Lead author, Geeta Modgill MsC, says that those who suffer from either migraines or clinical depression should become knowledgeable regarding the signs and symptoms of the other, i.e. migraine sufferers should know about depressive symptoms, and those suffering from major depressive episodes should know about migraine symptoms.
A migraine is a particularly severe headache that is frequently preceded by some warning signs, such as blind spots or flashes of light, similar to the sensation one has after being photographed up close with a very powerful camera flash; other warning signs of a looming migraine attack may be tingling in the legs or arms, vomiting, nausea, and photophobia (heightened sensitivity to light).
Experts say that migraines occur when the blood vessels enlarge, combined with the release of chemicals from nerve fibers that surround these vessels. The artery that is located outside of the skull, just under the skin enlarges during the headache. A release of chemical triggers inflammation, pain and dilation of the artery.
The sympathetic nervous system responds during a migraine attack, making the patient feel nauseous; there may sometimes be vomiting, and even diarrhea. This response also slows down the speed at which food leaves the stomach and enters the small intestine - this affects food absorption, undermines blood circulation (resulting in cold feet and hands), and increases light and sound sensitivity.
Over 28 million adults in the USA suffer from migraines. It is much more common in females than males.
As background information to their article, the authors explained that previous (population-based cross-sectional) studies had indicated there probably is a link between migraine and depression. Longitudinal studies, however, have not demonstrated compellingly that the link works both ways.
Modgill and team set out to find out whether MDEs (major depressive episodes) were linked to a higher migraine risk in the general population, as well whether migraine might be associated with MDE risk.
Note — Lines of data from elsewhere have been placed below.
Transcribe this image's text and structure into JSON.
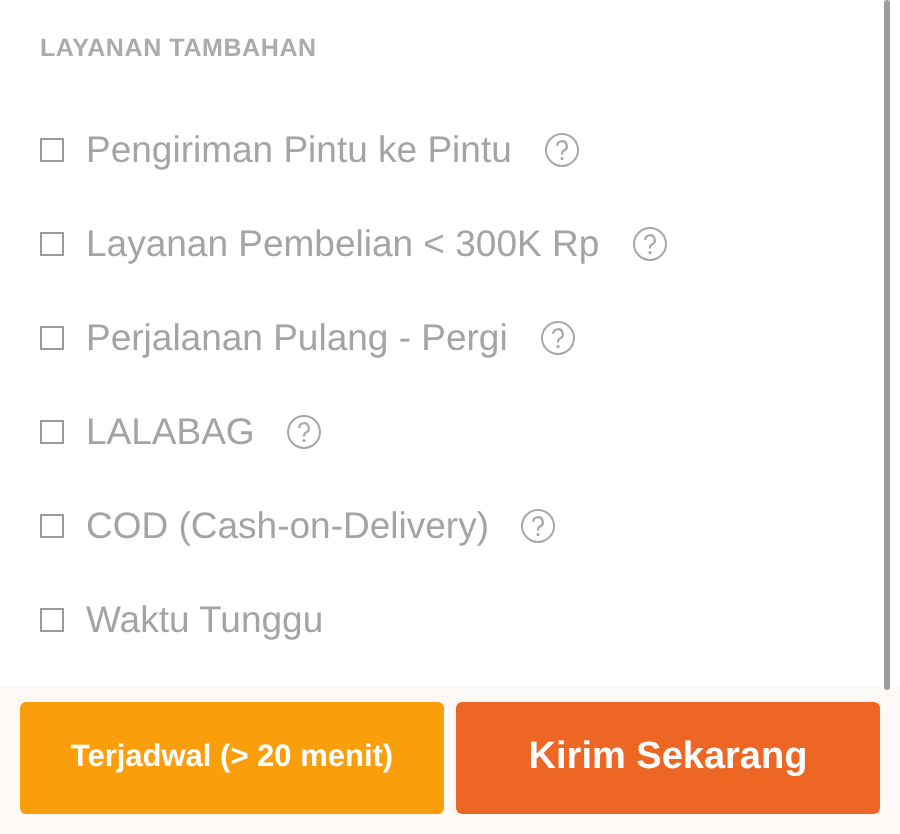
{
  "section_title": "LAYANAN TAMBAHAN",
  "services": [
    {
      "label": "Pengiriman Pintu ke Pintu",
      "checked": false,
      "help": true
    },
    {
      "label": "Layanan Pembelian < 300K Rp",
      "checked": false,
      "help": true
    },
    {
      "label": "Perjalanan Pulang - Pergi",
      "checked": false,
      "help": true
    },
    {
      "label": "LALABAG",
      "checked": false,
      "help": true
    },
    {
      "label": "COD (Cash-on-Delivery)",
      "checked": false,
      "help": true
    },
    {
      "label": "Waktu Tunggu",
      "checked": false,
      "help": false
    }
  ],
  "buttons": [
    {
      "label": "Terjadwal (> 20 menit)",
      "kind": "secondary"
    },
    {
      "label": "Kirim Sekarang",
      "kind": "primary"
    }
  ]
}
They gathered data from the Canadian National Population Health Survey, which included 15,254 individuals. They were followed-up every two years from 1994 for 12 years.
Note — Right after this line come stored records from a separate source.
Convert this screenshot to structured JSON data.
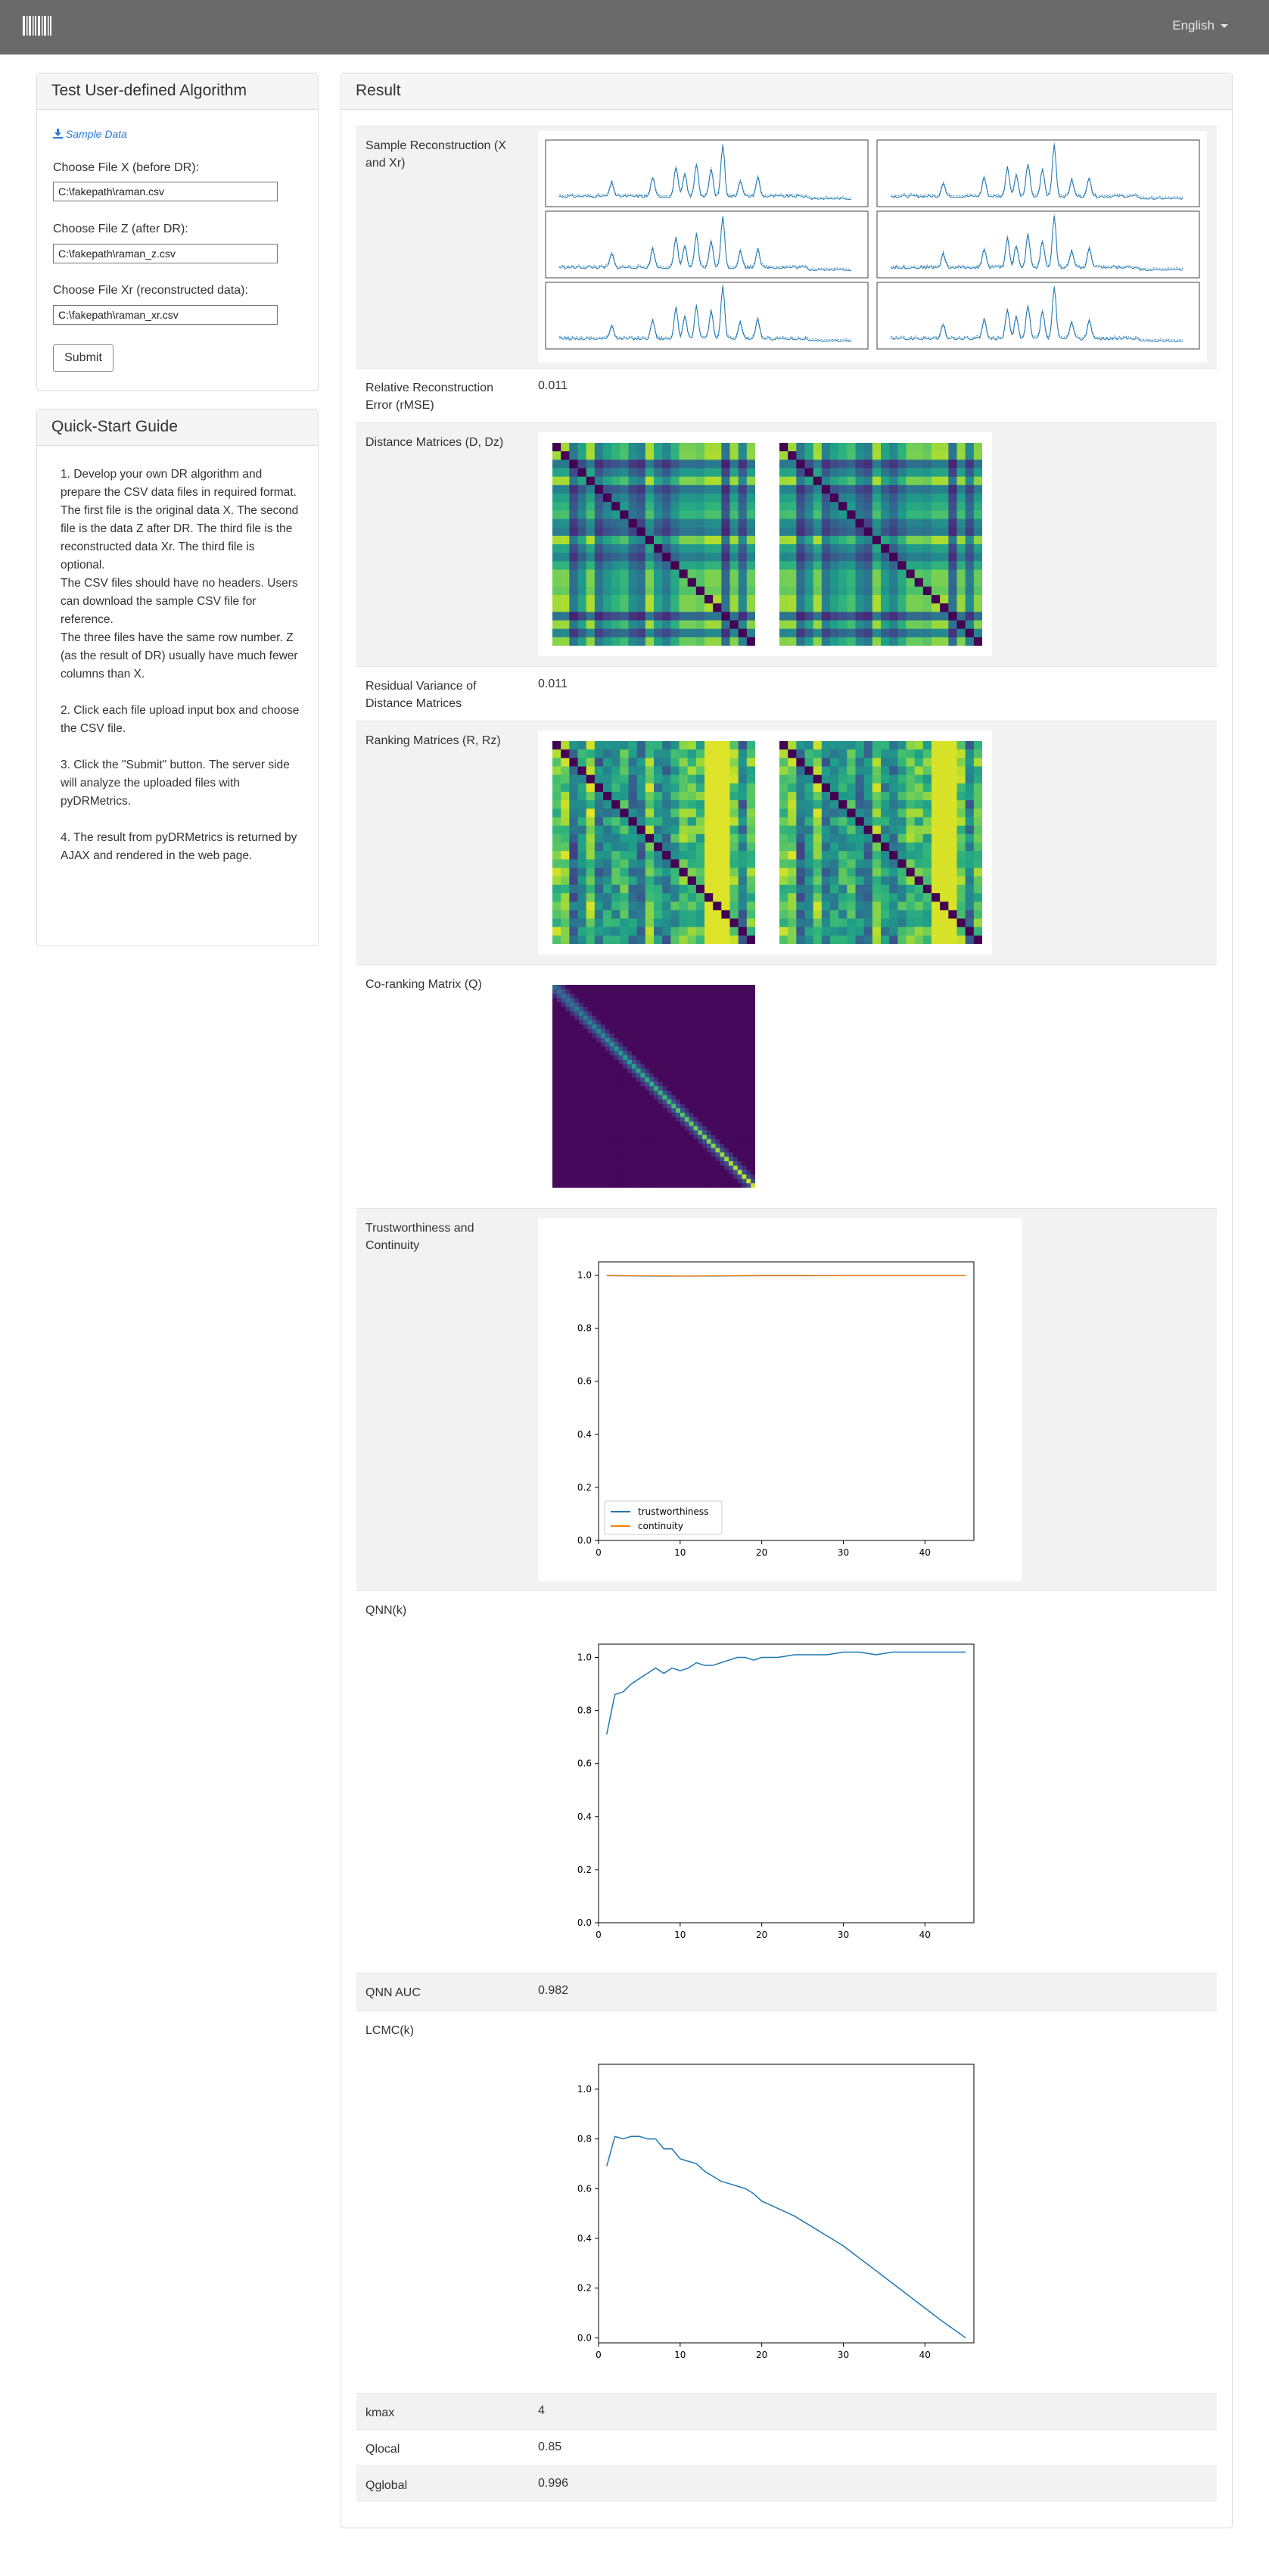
{
  "nav": {
    "language": "English"
  },
  "test_panel": {
    "title": "Test User-defined Algorithm",
    "sample_link": "Sample Data",
    "fields": [
      {
        "label": "Choose File X (before DR):",
        "value": "C:\\fakepath\\raman.csv"
      },
      {
        "label": "Choose File Z (after DR):",
        "value": "C:\\fakepath\\raman_z.csv"
      },
      {
        "label": "Choose File Xr (reconstructed data):",
        "value": "C:\\fakepath\\raman_xr.csv"
      }
    ],
    "submit": "Submit"
  },
  "guide_panel": {
    "title": "Quick-Start Guide",
    "paragraphs": [
      "1. Develop your own DR algorithm and prepare the CSV data files in required format.\nThe first file is the original data X. The second file is the data Z after DR. The third file is the reconstructed data Xr. The third file is optional.\nThe CSV files should have no headers. Users can download the sample CSV file for reference.\nThe three files have the same row number. Z (as the result of DR) usually have much fewer columns than X.",
      "2. Click each file upload input box and choose the CSV file.",
      "3. Click the \"Submit\" button. The server side will analyze the uploaded files with pyDRMetrics.",
      "4. The result from pyDRMetrics is returned by AJAX and rendered in the web page."
    ]
  },
  "result": {
    "title": "Result",
    "rows": {
      "sample_reconstruction": "Sample Reconstruction (X and Xr)",
      "rmse_label": "Relative Reconstruction Error (rMSE)",
      "rmse_value": "0.011",
      "distance_label": "Distance Matrices (D, Dz)",
      "residual_label": "Residual Variance of Distance Matrices",
      "residual_value": "0.011",
      "ranking_label": "Ranking Matrices (R, Rz)",
      "coranking_label": "Co-ranking Matrix (Q)",
      "tc_label": "Trustworthiness and Continuity",
      "qnn_label": "QNN(k)",
      "qnn_auc_label": "QNN AUC",
      "qnn_auc_value": "0.982",
      "lcmc_label": "LCMC(k)",
      "kmax_label": "kmax",
      "kmax_value": "4",
      "qlocal_label": "Qlocal",
      "qlocal_value": "0.85",
      "qglobal_label": "Qglobal",
      "qglobal_value": "0.996"
    }
  },
  "chart_data": [
    {
      "type": "line",
      "name": "trustworthiness-continuity",
      "xlim": [
        0,
        46
      ],
      "ylim": [
        0,
        1.05
      ],
      "xticks": [
        0,
        10,
        20,
        30,
        40
      ],
      "yticks": [
        0.0,
        0.2,
        0.4,
        0.6,
        0.8,
        1.0
      ],
      "legend": "lower-left",
      "series": [
        {
          "name": "trustworthiness",
          "color": "#1f77b4",
          "x": [
            1,
            5,
            10,
            15,
            20,
            25,
            30,
            35,
            40,
            45
          ],
          "y": [
            0.998,
            0.997,
            0.996,
            0.997,
            0.998,
            0.998,
            0.999,
            0.999,
            0.999,
            0.999
          ]
        },
        {
          "name": "continuity",
          "color": "#ff7f0e",
          "x": [
            1,
            5,
            10,
            15,
            20,
            25,
            30,
            35,
            40,
            45
          ],
          "y": [
            0.999,
            0.998,
            0.997,
            0.998,
            0.999,
            0.999,
            0.999,
            0.999,
            0.999,
            0.999
          ]
        }
      ]
    },
    {
      "type": "line",
      "name": "qnn",
      "xlim": [
        0,
        46
      ],
      "ylim": [
        0,
        1.05
      ],
      "xticks": [
        0,
        10,
        20,
        30,
        40
      ],
      "yticks": [
        0.0,
        0.2,
        0.4,
        0.6,
        0.8,
        1.0
      ],
      "series": [
        {
          "color": "#1f77b4",
          "x": [
            1,
            2,
            3,
            4,
            5,
            6,
            7,
            8,
            9,
            10,
            11,
            12,
            13,
            14,
            15,
            16,
            17,
            18,
            19,
            20,
            22,
            24,
            26,
            28,
            30,
            32,
            34,
            36,
            38,
            40,
            42,
            45
          ],
          "y": [
            0.71,
            0.86,
            0.87,
            0.9,
            0.92,
            0.94,
            0.96,
            0.94,
            0.96,
            0.95,
            0.96,
            0.98,
            0.97,
            0.97,
            0.98,
            0.99,
            1.0,
            1.0,
            0.99,
            1.0,
            1.0,
            1.01,
            1.01,
            1.01,
            1.02,
            1.02,
            1.01,
            1.02,
            1.02,
            1.02,
            1.02,
            1.02
          ]
        }
      ]
    },
    {
      "type": "line",
      "name": "lcmc",
      "xlim": [
        0,
        46
      ],
      "ylim": [
        -0.02,
        1.1
      ],
      "xticks": [
        0,
        10,
        20,
        30,
        40
      ],
      "yticks": [
        0.0,
        0.2,
        0.4,
        0.6,
        0.8,
        1.0
      ],
      "series": [
        {
          "color": "#1f77b4",
          "x": [
            1,
            2,
            3,
            4,
            5,
            6,
            7,
            8,
            9,
            10,
            11,
            12,
            13,
            14,
            15,
            16,
            17,
            18,
            19,
            20,
            22,
            24,
            26,
            28,
            30,
            32,
            34,
            36,
            38,
            40,
            42,
            45
          ],
          "y": [
            0.69,
            0.81,
            0.8,
            0.81,
            0.81,
            0.8,
            0.8,
            0.76,
            0.76,
            0.72,
            0.71,
            0.7,
            0.67,
            0.65,
            0.63,
            0.62,
            0.61,
            0.6,
            0.58,
            0.55,
            0.52,
            0.49,
            0.45,
            0.41,
            0.37,
            0.32,
            0.27,
            0.22,
            0.17,
            0.12,
            0.07,
            0.0
          ]
        }
      ]
    }
  ]
}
They found that, overall, 15% of them had MDEs and 12% had bouts of migraine during the 12-year study period.
The researchers reported that, according to their findings:
- Migraine sufferers have a 60% higher risk of suffering from MDEs compared to people who never have migraines
- Those who experienced MDEs have a 40% higher chance of developing migraine, compared to people without MDEs.
The investigators believe that some factors, such as childhood stress may impact on how the human brain subsequently responds to stress. Their study was not involved in finding out whether there may be some biological effects.
In an Abstract in the journal, the authors concluded:
"The current study provides substantial evidence that migraine is associated with the later development of MDEs, but does not provide strong causal evidence of an association in the other direction. Environmental factors such as childhood trauma and stress may shape the expression of this bidirectional relationship; however, the precise underlying mechanisms are not yet known."